Roddenberry married his college girlfriend Eileen Rexroat in 1942 and they had two daughters, Darlene and Dawn. Using the knowledge and skill accumulated during the war years, he became a commercial pilot for Pan American World Airways (Pan-Am). Following a June 1947 crash in the Syrian desert, the second of his flying career, Roddenberry was awarded a Civil Aeronautics commendation for his involvement in the rescue efforts (another account embellished in the telling). During his time as a commercial pilot, Roddenberry had become interested in the relatively new medium of television and was keen to develop a career as a TV writer. This was a new business, with opportunities for the right people – and the ambitious Roddenberry felt he could find a role.

In the meantime, to generate income, Roddenberry fell back on the family tradition and joined the LAPD at the start of 1949. He became an officer in 1951 and a sergeant in 1953, all
the while optimistically submitting story outlines to various TV shows. After six weeks of perfunctory training, Roddenberry began his police life as a traffic cop.

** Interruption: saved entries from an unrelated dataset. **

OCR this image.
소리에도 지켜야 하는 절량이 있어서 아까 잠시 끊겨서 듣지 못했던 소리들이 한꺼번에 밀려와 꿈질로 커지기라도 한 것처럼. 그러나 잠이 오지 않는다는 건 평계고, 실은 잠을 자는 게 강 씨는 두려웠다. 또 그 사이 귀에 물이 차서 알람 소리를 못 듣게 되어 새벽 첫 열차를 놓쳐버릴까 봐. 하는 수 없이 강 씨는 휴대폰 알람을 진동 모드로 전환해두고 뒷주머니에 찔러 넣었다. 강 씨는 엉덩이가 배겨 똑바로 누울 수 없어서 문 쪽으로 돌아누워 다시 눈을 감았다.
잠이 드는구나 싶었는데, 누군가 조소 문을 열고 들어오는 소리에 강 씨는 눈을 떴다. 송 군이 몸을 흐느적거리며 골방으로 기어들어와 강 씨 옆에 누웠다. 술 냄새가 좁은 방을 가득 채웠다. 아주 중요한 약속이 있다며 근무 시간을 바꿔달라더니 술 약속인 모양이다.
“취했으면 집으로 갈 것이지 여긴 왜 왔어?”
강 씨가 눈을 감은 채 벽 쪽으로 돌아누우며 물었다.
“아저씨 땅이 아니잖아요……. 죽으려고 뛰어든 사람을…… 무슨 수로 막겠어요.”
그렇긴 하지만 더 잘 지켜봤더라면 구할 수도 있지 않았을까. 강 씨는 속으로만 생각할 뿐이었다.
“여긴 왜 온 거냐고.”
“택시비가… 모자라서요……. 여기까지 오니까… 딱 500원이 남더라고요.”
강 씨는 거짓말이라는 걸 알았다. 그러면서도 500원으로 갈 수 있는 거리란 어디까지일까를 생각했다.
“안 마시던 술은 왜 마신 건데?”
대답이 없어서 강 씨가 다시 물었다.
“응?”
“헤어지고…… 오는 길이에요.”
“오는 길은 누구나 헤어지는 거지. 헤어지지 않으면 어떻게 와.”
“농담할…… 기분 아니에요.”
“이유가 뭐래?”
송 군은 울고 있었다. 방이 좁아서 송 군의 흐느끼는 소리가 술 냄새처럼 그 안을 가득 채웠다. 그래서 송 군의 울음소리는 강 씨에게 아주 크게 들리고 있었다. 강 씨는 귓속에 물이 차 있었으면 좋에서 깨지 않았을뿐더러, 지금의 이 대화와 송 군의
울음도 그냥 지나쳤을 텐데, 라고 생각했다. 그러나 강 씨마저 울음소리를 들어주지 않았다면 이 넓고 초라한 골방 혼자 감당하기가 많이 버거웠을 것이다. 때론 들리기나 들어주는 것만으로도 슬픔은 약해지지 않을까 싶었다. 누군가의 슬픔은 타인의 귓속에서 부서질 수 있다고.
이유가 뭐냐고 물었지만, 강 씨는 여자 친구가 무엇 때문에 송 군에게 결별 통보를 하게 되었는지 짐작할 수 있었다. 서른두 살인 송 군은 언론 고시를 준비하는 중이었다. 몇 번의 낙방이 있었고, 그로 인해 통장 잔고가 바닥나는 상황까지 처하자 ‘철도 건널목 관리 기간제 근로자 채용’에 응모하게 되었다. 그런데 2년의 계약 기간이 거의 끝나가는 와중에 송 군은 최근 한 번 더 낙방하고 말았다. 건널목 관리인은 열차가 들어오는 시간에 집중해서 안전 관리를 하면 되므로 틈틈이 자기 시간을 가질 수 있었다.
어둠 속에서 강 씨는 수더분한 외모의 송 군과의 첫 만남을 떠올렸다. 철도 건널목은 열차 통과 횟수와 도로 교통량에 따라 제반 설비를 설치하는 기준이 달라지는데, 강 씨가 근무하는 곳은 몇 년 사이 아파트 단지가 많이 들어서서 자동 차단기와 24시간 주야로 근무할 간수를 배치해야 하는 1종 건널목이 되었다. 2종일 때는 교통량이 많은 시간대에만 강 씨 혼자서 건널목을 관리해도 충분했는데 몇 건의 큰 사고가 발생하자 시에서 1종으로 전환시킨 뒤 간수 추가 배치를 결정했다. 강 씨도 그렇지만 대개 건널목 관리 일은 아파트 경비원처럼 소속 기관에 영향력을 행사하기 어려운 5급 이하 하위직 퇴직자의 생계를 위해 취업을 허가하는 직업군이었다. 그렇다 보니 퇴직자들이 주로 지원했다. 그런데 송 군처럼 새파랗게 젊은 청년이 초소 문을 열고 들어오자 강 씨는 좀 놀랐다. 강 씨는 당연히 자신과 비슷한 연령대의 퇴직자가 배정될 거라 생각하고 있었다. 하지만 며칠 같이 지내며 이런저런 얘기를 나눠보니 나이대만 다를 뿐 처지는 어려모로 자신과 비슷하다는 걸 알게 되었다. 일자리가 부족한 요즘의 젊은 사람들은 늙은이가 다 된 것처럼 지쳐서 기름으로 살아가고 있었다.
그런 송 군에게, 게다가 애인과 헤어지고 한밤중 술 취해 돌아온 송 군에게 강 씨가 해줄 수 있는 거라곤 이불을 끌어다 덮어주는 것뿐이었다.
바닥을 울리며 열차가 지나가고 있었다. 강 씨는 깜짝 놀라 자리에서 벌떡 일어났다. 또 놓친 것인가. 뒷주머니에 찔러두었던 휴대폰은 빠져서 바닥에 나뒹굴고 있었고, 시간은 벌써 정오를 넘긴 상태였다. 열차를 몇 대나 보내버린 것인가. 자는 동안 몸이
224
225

In mid-1950 William H. Parker became the LAPD Chief with a mandate to clean up corruption in the force. By 1951 Roddenberry realised his ambition to begin writing professionally by securing a job in Parker’s PR division, writing speeches for the Chief. Roddenberry delivered talks to schoolchildren on road safety, but it was as publicist to Parker that he became invaluable. Later in 1951 he sought permission to accept outside work, intending not to take the usual security job, but to explore whether he could make some headway as a writer for television.

For Roddenberry, television was the equivalent of the ‘pulps’ of the 1930s: a here-today, gone-tomorrow medium that provided a perfect training ground for would-be writers. He used his office at the LAPD to obtain old scripts from shows like
Dragnet
in order to learn the formal layout and techniques of teleplays, then by 1953 the hopeful TV writer began to send his own scripts to producers, believing his real-life police experience would give his writing authenticity.